Proper 21

Today’s offertory is an arrangement of “Repton,” one of Parry’s most beloved tunes. He wrote the tune in 1888 for an oratorio. And in 1924 George Gilbert Stocks, director of music at Repton School, set it to “Dear Lord and Father of mankind,” hence the tune’s name, “Repton.” Parry had no clue that his melody would be paired with this hymn by John G. Whittier, an American Quaker poet and advocate of the abolition of slavery in the United States.

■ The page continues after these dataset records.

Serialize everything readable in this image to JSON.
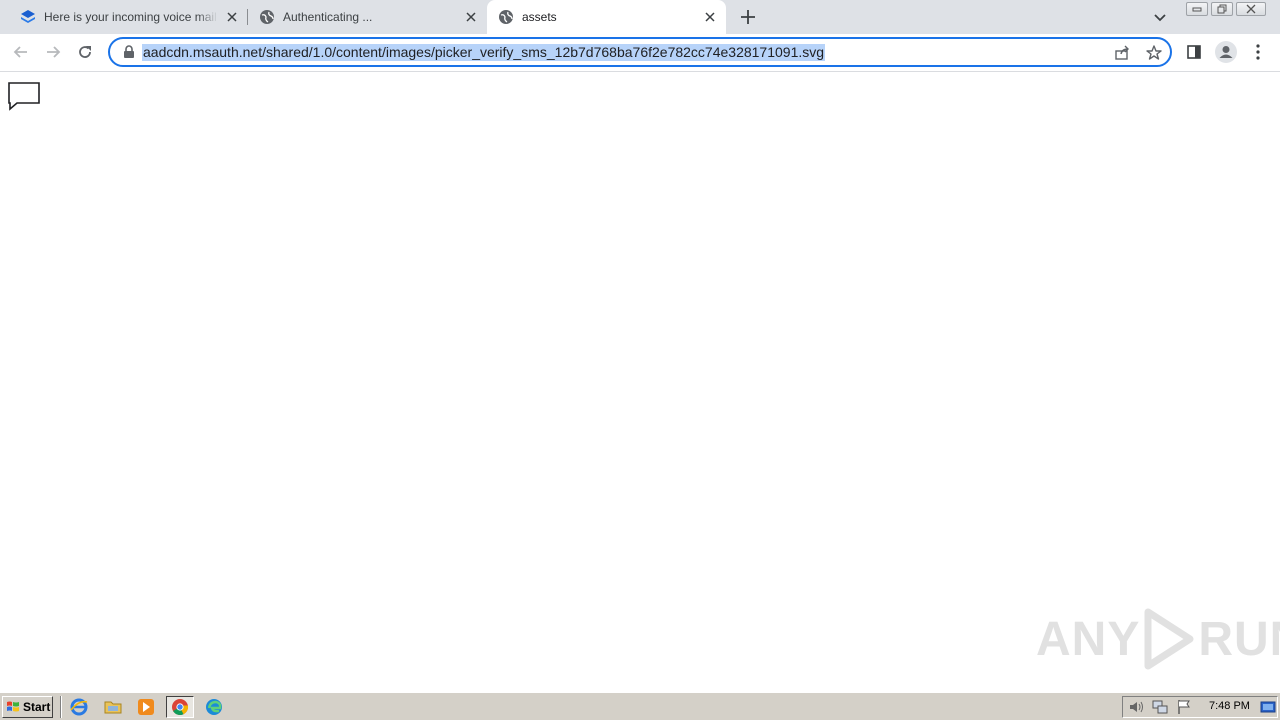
{
  "browser": {
    "tabs": [
      {
        "title": "Here is your incoming voice mail info",
        "active": false,
        "icon": "layers-icon"
      },
      {
        "title": "Authenticating ...",
        "active": false,
        "icon": "globe-icon"
      },
      {
        "title": "assets",
        "active": true,
        "icon": "globe-icon"
      }
    ],
    "address_bar": {
      "url": "aadcdn.msauth.net/shared/1.0/content/images/picker_verify_sms_12b7d768ba76f2e782cc74e328171091.svg",
      "selected": true
    },
    "accent_color": "#1a73e8"
  },
  "page": {
    "content_icon": "speech-bubble-icon"
  },
  "watermark": {
    "left_text": "ANY",
    "right_text": "RUN"
  },
  "taskbar": {
    "start_label": "Start",
    "clock": "7:48 PM",
    "quick_launch": [
      "ie-icon",
      "folder-icon",
      "media-player-icon",
      "chrome-icon",
      "edge-icon"
    ]
  }
}
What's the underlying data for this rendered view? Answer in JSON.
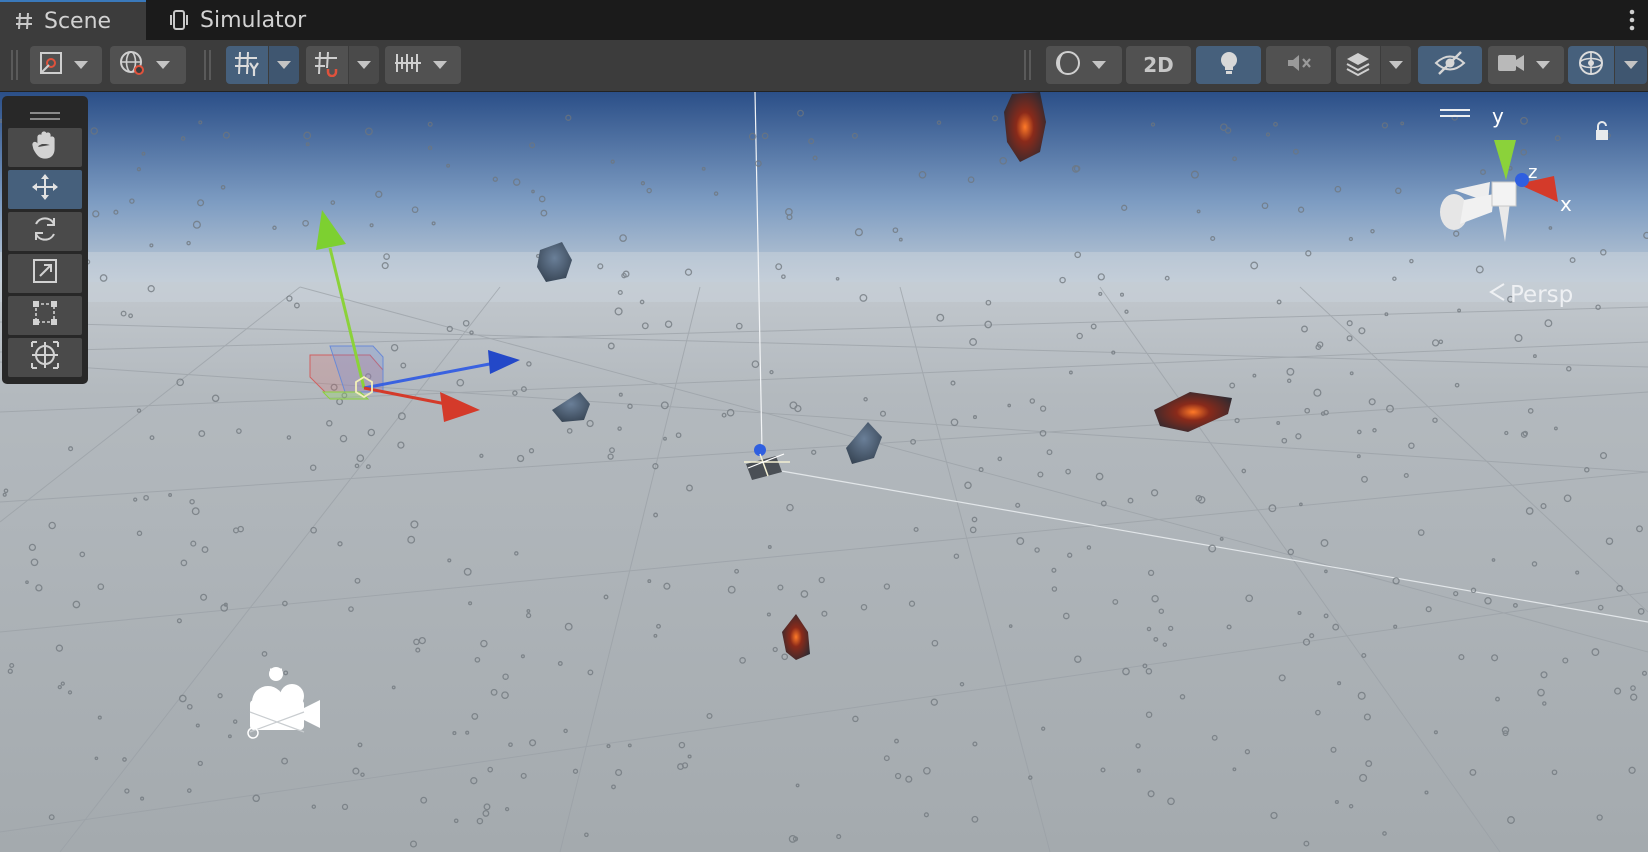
{
  "tabs": [
    {
      "id": "scene",
      "label": "Scene",
      "icon": "grid-hash-icon",
      "active": true
    },
    {
      "id": "simulator",
      "label": "Simulator",
      "icon": "device-simulator-icon",
      "active": false
    }
  ],
  "toolbar": {
    "left": [
      {
        "name": "draw-mode-button",
        "icon": "shaded-draw-mode-icon",
        "dropdown": true
      },
      {
        "name": "global-local-toggle",
        "icon": "globe-pivot-icon",
        "dropdown": true
      },
      {
        "name": "grid-visibility-toggle",
        "icon": "grid-y-icon",
        "dropdown": true,
        "active": true
      },
      {
        "name": "grid-snapping-toggle",
        "icon": "grid-snap-magnet-icon",
        "dropdown": true
      },
      {
        "name": "increment-snap-button",
        "icon": "ruler-increment-icon",
        "dropdown": true
      }
    ],
    "right": {
      "shading_icon": "shading-sphere-icon",
      "two_d_label": "2D",
      "lighting_icon": "lightbulb-icon",
      "audio_icon": "speaker-muted-icon",
      "effects_icon": "effects-layers-icon",
      "visibility_icon": "scene-visibility-eye-icon",
      "camera_icon": "scene-camera-icon",
      "gizmos_icon": "gizmos-sphere-icon"
    }
  },
  "tools": [
    {
      "id": "view",
      "icon": "hand-view-tool-icon",
      "active": false
    },
    {
      "id": "move",
      "icon": "move-arrows-tool-icon",
      "active": true
    },
    {
      "id": "rotate",
      "icon": "rotate-tool-icon",
      "active": false
    },
    {
      "id": "scale",
      "icon": "scale-tool-icon",
      "active": false
    },
    {
      "id": "rect",
      "icon": "rect-transform-tool-icon",
      "active": false
    },
    {
      "id": "transform",
      "icon": "transform-tool-icon",
      "active": false
    }
  ],
  "orientation_gizmo": {
    "axis_x": "x",
    "axis_y": "y",
    "axis_z": "z",
    "projection_label": "Persp",
    "colors": {
      "x": "#d43a2a",
      "y": "#8bd23a",
      "z": "#2f5fe0"
    }
  },
  "colors": {
    "sky_top": "#2b4f88",
    "horizon": "#c7d0d8",
    "ground": "#a8aeb3",
    "accent_blue": "#46607c"
  }
}
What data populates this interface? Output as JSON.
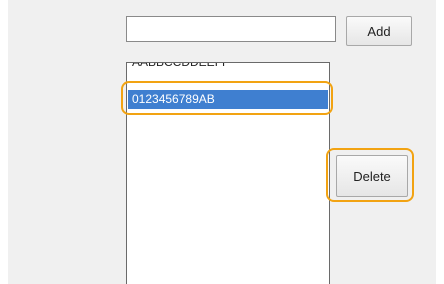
{
  "form": {
    "input_value": "",
    "add_label": "Add",
    "delete_label": "Delete"
  },
  "list": {
    "items": [
      {
        "label": "AABBCCDDEEFF",
        "selected": false
      },
      {
        "label": "0123456789AB",
        "selected": true
      }
    ]
  },
  "colors": {
    "highlight": "#f2a312",
    "selection": "#3f7fd0",
    "panel_background": "#f0f0f0"
  }
}
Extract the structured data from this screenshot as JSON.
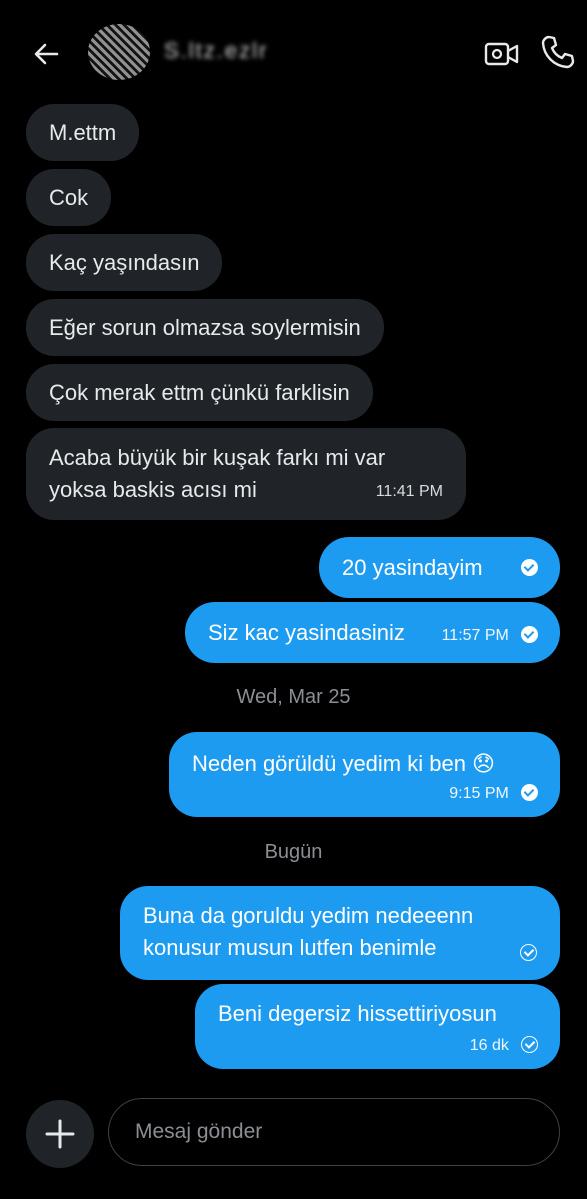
{
  "header": {
    "contact_name": "S.ltz.ezlr",
    "back_icon": "arrow-left-icon",
    "video_icon": "video-camera-icon",
    "call_icon": "phone-icon"
  },
  "messages_in": [
    {
      "text": "M.ettm"
    },
    {
      "text": "Cok"
    },
    {
      "text": "Kaç yaşındasın"
    },
    {
      "text": "Eğer sorun olmazsa soylermisin"
    },
    {
      "text": "Çok merak ettm çünkü farklisin"
    },
    {
      "line1": "Acaba büyük bir kuşak farkı mi var",
      "line2": "yoksa baskis acısı mi",
      "time": "11:41 PM"
    }
  ],
  "messages_out": [
    {
      "text": "20 yasindayim"
    },
    {
      "text": "Siz kac yasindasiniz",
      "time": "11:57 PM"
    },
    {
      "text": "Neden görüldü yedim ki ben 😞",
      "time": "9:15 PM"
    },
    {
      "line1": "Buna da goruldu yedim nedeeenn",
      "line2": "konusur musun lutfen benimle"
    },
    {
      "text": "Beni degersiz hissettiriyosun",
      "time": "16 dk"
    }
  ],
  "date_separators": [
    "Wed, Mar 25",
    "Bugün"
  ],
  "composer": {
    "placeholder": "Mesaj gönder",
    "add_icon": "plus-icon"
  },
  "colors": {
    "background": "#000000",
    "incoming_bubble": "#202327",
    "outgoing_bubble": "#1d9bf0",
    "muted_text": "#8b8f94"
  }
}
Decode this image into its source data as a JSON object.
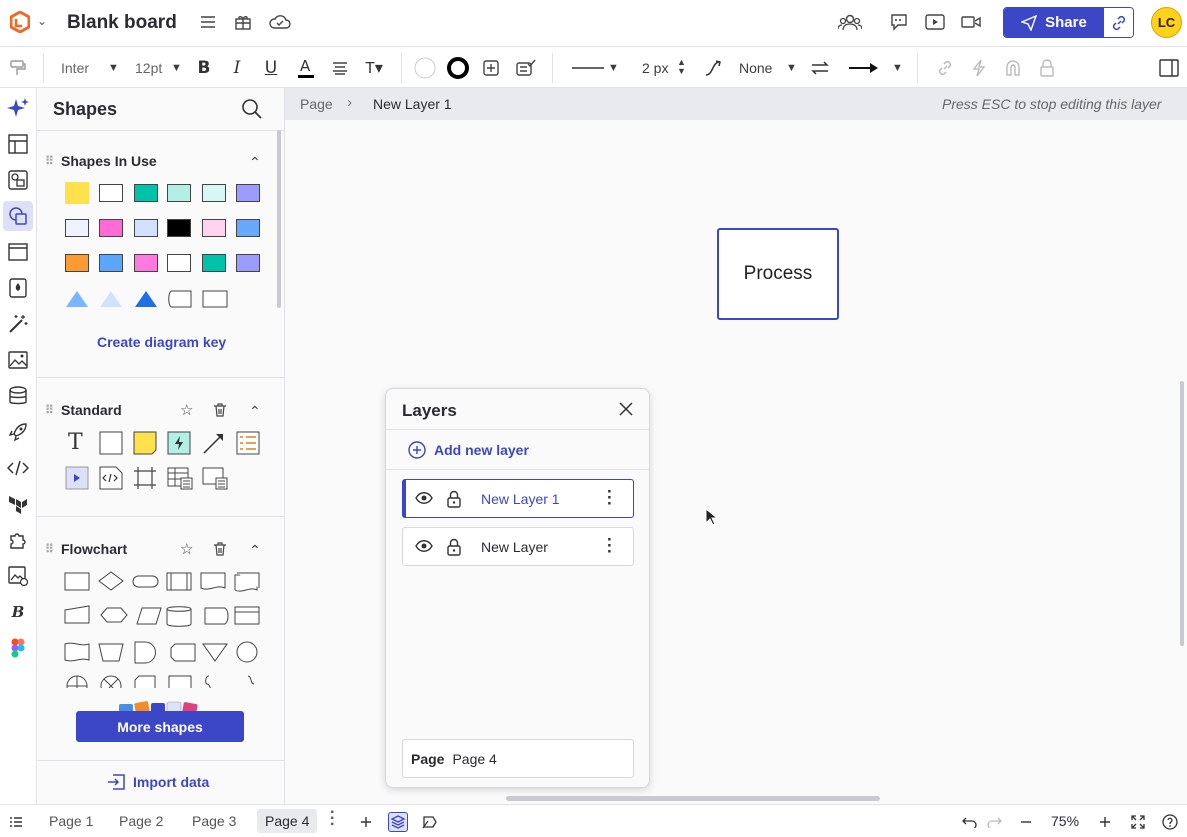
{
  "header": {
    "doc_title": "Blank board",
    "share_label": "Share",
    "avatar_initials": "LC"
  },
  "toolbar": {
    "font_name": "Inter",
    "font_size": "12pt",
    "line_width": "2 px",
    "arrow_start": "None"
  },
  "shapes_panel": {
    "title": "Shapes",
    "in_use_title": "Shapes In Use",
    "create_key_label": "Create diagram key",
    "standard_title": "Standard",
    "flowchart_title": "Flowchart",
    "more_shapes_label": "More shapes",
    "import_label": "Import data",
    "in_use_swatches": [
      "#ffe14d",
      "#ffffff",
      "#00c2a8",
      "#b2efe4",
      "#d6f7f4",
      "#9c9cff",
      "#eef3ff",
      "#ff6bd6",
      "#d1e1ff",
      "#000000",
      "#ffd4f0",
      "#6aa8ff",
      "#ff9933",
      "#5ca6ff",
      "#ff7ae0",
      "#ffffff",
      "#00c2a8",
      "#9c9cff"
    ]
  },
  "breadcrumb": {
    "root": "Page",
    "current": "New Layer 1",
    "hint": "Press ESC to stop editing this layer"
  },
  "canvas": {
    "process_label": "Process"
  },
  "layers_panel": {
    "title": "Layers",
    "add_label": "Add new layer",
    "layers": [
      {
        "name": "New Layer 1"
      },
      {
        "name": "New Layer"
      }
    ],
    "page_label": "Page",
    "page_value": "Page 4"
  },
  "footer": {
    "pages": [
      "Page 1",
      "Page 2",
      "Page 3",
      "Page 4"
    ],
    "zoom": "75%"
  },
  "colors": {
    "accent": "#3b47c6",
    "avatar": "#ffd11a"
  }
}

This anthem is an arrangement by H.A. Chambers, a composer and publisher. The best verse is “Breathe through the heats of our desire thy coolness and thy balm; let sense be dumb, let flesh retire; speak through the earthquake, wind, and fire, O still, small voice of calm.” It’s remarkable how this beloved treasure of a tune, a hymn, and an anthem rose up in different people who never intended to be “collaborators.” We’re all collaborating, but we just don’t realize it. The collective is at work, but there are those among us who think otherwise.

When we let our senses be dumb, our flesh retire, and we yield to the still, small voice of calm, things just seem to fit together. We realize everything is indeed out of our hands. Most of us, however, are too busy “making” things happen. In a famous Bee Gees song, “Staying Alive,” the lyrics say, “I’m a lady’s man, no time to talk.” We’re busy trying to make it. We’re trying hard to keep our separate identities alive.

The idea of staying alive is more related to death than anything. In this sense, we are trying to keep the flesh alive – our exteriority and our cause. How futile! You indeed have time to talk. The crux of life is softness, anonymity, willingness, and surprise. If you’re too busy being “Elon Musk,” you have no time to talk. I heard he must travel with 20 bodyguards. What a shame. He can’t just anonymously meander into the local coffee shop for a chitchat. Keeping up that kind of rigid persona is very much like staying alive, forgetting that you are indeed dying.

In letting go, cooling down, and “retiring,” we relieve ourselves of the nonsense of keeping up appearances. By remaining open, we begin living by our heart’s desire, which breathes through the heats of our superficial desire. Parry wrote a melody that was never intended to be a hymn, yet it lives in infamy that way. It was conjured up and “stays alive” in ways we cannot explain. It seems propped up by itself. It made an appearance and never had to keep one up. No one had to work hard to keep it up or make it “stay alive.” It was created and has life on its own, abundantly. The same is true of us, if only we would drop the pretense of our controlling waywardness.  

Breathing through the heats of desire is what cools you down to learn of your heart’s desire – unconditional love and service to your higher calling. If you are open, supple, and yielding, you are really living. Your heart’s desires are always giving and forgiving and they breathe through the heats of your fleshly desire. Staying alive is different from being alive. You never know how things will be conjured up. Best to stay out of the way than to stay alive. What a great reminder in this mysteriously moving anthem that seems to have been constructed in a surprisingly circuitous way. Soli Deo Gloria!